Stefano Ciafani, responsabile scientifico di Legambiente, illustra le ragioni di un’opposizione intransigente all’opzione nucleare.
Perché l’Italia dovrebbe stare alla larga da questa fonte energetica?
Il nucleare a cui pensa il governo è quello di terza generazione che, anche se in forma evoluta, non pone solo i problemi non piccoli delle scorie e dell’approvvigionamento di uranio, ma anche quello della sicurezza intrinseca degli impianti: non c’è nessuno che possa garantire che non vadano incontro a malfunzionamenti, senza con questo evocare la catastrofe di Chernobyl, che è unica.
Ma in direzione del nucleare non potrebbero spingere motivi di convenienza economica?

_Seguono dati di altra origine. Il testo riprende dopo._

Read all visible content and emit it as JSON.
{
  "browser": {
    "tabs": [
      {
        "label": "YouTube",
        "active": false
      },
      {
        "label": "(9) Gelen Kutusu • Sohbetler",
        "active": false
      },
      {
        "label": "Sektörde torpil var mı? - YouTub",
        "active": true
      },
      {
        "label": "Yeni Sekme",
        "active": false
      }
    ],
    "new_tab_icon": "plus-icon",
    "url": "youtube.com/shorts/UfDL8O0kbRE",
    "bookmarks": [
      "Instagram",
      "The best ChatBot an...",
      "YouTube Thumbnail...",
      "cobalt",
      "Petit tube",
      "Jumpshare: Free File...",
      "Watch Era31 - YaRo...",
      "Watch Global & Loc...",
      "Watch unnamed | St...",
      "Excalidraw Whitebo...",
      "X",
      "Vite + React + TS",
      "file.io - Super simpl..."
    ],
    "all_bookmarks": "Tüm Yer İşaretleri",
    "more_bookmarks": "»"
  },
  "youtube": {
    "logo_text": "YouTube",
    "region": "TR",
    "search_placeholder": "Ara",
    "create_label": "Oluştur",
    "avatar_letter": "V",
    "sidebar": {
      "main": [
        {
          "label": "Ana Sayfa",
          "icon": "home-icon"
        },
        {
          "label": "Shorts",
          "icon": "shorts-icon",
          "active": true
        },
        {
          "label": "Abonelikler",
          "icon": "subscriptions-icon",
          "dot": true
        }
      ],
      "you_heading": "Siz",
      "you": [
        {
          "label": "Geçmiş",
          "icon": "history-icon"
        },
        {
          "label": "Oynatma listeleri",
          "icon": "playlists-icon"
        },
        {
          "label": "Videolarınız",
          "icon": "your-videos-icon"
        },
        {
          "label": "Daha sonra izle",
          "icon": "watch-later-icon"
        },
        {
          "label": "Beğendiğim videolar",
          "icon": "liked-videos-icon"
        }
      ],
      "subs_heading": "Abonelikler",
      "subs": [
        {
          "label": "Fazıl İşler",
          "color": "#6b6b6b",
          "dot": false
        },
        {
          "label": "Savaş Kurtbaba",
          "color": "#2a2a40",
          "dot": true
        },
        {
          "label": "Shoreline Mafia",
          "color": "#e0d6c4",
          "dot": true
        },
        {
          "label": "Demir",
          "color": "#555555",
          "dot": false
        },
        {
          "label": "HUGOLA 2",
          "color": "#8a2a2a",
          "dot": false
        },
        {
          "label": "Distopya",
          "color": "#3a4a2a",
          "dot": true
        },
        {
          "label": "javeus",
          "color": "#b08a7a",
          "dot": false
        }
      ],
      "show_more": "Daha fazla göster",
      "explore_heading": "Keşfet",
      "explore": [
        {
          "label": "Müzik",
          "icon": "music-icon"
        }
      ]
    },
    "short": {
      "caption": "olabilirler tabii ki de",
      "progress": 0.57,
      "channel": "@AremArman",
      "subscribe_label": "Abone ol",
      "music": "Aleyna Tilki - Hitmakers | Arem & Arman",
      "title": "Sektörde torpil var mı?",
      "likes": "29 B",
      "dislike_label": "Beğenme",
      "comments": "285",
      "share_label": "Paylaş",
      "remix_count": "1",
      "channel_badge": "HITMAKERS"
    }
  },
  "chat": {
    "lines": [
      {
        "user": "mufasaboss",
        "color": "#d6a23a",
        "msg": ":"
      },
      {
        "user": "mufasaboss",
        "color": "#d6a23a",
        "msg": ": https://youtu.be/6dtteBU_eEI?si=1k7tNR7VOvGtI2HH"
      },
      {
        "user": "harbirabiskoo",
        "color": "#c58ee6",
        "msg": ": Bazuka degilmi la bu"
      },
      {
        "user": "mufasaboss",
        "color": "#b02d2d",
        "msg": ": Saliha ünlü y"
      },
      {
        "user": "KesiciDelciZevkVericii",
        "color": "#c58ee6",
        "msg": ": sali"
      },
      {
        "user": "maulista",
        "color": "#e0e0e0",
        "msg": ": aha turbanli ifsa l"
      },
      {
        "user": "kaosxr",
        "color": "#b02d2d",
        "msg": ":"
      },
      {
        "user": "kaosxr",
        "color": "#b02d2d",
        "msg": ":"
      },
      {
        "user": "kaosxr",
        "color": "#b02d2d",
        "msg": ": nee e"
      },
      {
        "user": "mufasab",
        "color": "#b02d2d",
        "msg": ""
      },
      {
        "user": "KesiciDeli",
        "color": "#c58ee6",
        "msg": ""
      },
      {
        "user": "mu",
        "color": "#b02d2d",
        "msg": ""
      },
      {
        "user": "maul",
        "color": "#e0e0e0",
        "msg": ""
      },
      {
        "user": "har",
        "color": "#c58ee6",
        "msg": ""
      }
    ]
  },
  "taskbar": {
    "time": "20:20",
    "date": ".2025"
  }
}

Al contrario, si tratta di una strada sbagliata anche da questo punto di vista, come dimostrano studi autorevoli realizzati dal Mit di Boston, oltre che dall’Università di Chicago per conto del dipartimento dell’Energia statunitense. E a fare le centrali potranno essere solo le grandi aziende elettriche italiane, a discapito delle piccola e media industria, che potrebbe invece fare molto nell’ambito delle energie rinnovabili.
Il nucleare però non produce emissioni di anidride carbonica.
Sì, ma la prima centrale non entrerebbe in funzione prima del 2020 o del 2025, troppo tardi cioè per evitare le multe da miliardi di euro che ci attendono nel 2012 per aver disatteso i protocolli di Kyoto sulla riduzione delle emissioni di gas serra, multe che vanno a ricadere sulla bolletta. Troppo tardi anche per ricavarne un contributo utile a rispettare la direttiva europea che impone di ridurre del 20 per cento le emissioni di anidride carbonica entro il 2020.
Quale soluzione al rebus energetico propone Legambiente?
Oltre allo sviluppo delle fonti rinnovabili, è indispensabile il miglioramento dell’efficienza energetica, non solo in ambito domestico, ma anche cambiando i motori elettrici nell’industria, che devono essere meno energivori. E va ridotto l’uso del carbone e del petrolio, aumentando quello del gas, la fonte fossile meno inquinante.
Sta di fatto che sul nucleare il governo procede in modo risoluto.
Siamo disponibili al confronto, ma non bisogna fare blitz. E’ vero che in Italia si assiste a contestazioni anche per gli innocui impianti di compostaggio della frazione organica dei rifiuti domestici, ma se la procedura seguita dal governo sarà non collaborativa e non trasparente si creeranno le stesse contestazioni, sacrosante, che si verificarono nel 2003 a Scanzano Jonico contro la costruzione del deposito per i rifiuti radioattivi.